Abstract

Background: The 2018 WAKE-UP Trial established the safety and efficacy of administering IV-tPA in patients who presented within 4.5 hours of symptom discovery based on specific MRI sequences. Implementation of the study results remains limited at Primary Stroke Centers (PSCs). We assessed the feasibility of a Comprehensive Stroke Center (CSC) MRI based unwitnessed thrombolysis protocol at 13 PSCs. Methods: A committee consisting of vascular neurologists, neuroradiologists and MRI technologists developed the protocol. The protocol was utilized at the CSC for one year, and subsequently expanded to the PSCs. A specific "WAKE-UP MRI”" order was created which consisted of only DWI, GRE and FLAIR sequences. MRI technologists were trained to ensure that the "WAKE-UP MRI” would take priority over other patients; eg: if there was no one in MRI, it would be held for the stroke patient, and if MRI was occupied, the stroke patient would be next. The acute stroke care was managed by an integrated telestroke system at the PSCs. All telestroke providers were educated on the protocol. Standard stroke time metrics were collected and analyzed over 2 years. Data from the CSC was compared with its 13 PSC spokes. A student’s t-test was used for data analysis.

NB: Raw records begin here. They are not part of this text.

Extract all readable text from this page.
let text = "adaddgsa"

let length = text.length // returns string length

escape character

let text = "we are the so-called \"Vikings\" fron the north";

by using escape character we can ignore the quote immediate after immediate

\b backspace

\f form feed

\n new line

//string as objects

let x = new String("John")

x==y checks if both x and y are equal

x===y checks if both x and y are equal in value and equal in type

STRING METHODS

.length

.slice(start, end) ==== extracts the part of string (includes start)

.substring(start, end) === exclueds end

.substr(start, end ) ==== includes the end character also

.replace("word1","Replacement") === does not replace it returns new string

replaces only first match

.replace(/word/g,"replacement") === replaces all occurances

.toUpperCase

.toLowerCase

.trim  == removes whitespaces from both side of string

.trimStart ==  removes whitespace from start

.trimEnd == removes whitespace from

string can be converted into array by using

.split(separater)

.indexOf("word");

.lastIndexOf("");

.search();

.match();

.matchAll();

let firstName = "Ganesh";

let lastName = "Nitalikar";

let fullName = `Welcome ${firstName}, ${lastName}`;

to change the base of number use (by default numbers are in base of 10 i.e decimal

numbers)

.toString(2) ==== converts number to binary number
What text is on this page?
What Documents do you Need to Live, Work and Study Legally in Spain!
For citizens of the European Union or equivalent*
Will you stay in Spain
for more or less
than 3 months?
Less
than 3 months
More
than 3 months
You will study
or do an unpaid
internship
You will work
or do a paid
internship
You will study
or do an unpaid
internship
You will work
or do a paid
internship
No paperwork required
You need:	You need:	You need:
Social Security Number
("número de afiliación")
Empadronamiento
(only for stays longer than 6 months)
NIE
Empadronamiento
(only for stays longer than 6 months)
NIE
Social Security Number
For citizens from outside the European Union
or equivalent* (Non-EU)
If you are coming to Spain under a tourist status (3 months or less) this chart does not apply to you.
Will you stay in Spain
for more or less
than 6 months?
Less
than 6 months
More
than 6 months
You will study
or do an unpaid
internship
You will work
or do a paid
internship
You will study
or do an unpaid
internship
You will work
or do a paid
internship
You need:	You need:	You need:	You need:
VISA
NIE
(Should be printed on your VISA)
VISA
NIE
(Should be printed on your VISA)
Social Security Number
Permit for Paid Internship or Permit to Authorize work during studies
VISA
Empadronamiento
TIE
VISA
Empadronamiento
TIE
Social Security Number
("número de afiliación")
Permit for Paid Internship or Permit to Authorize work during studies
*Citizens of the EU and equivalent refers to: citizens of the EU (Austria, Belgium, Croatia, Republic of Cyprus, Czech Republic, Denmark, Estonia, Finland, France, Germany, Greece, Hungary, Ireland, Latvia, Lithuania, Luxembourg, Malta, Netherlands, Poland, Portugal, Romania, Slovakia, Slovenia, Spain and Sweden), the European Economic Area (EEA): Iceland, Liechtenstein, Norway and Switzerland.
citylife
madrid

Results: A total of 190 patients who arrived with 4.5 hours of symptom discovery were screened; 62 at CSC and 128 at PSCs. Forty underwent emergent MRI at CSC and 29 at PSCs. Median door to MRI time was longer for patients presenting to PSC compared to CSC (78 vs 53.5 mins; p = 0.0002). Twenty-one vs 9 patients received tPA at CSC and PSC hospitals respectively. Median door to needle (DTN) times were longer for patients at PSC vs CSC (106 vs 67 mins; p = .018). The most common reasons for not administering IV-tPA was a negative MRI (40% at PSCs vs 47% at CSC) and a lack of DWI and FLAIR mismatch (40% at PSCs vs 42% at CSC). Conclusion: Use of emergent MRI in unwitnessed stroke for thrombolysis is feasible at PSCs. There remain barriers to implementation, with PSCs showing more delayed access to MRI and thrombolysis compared to CSC.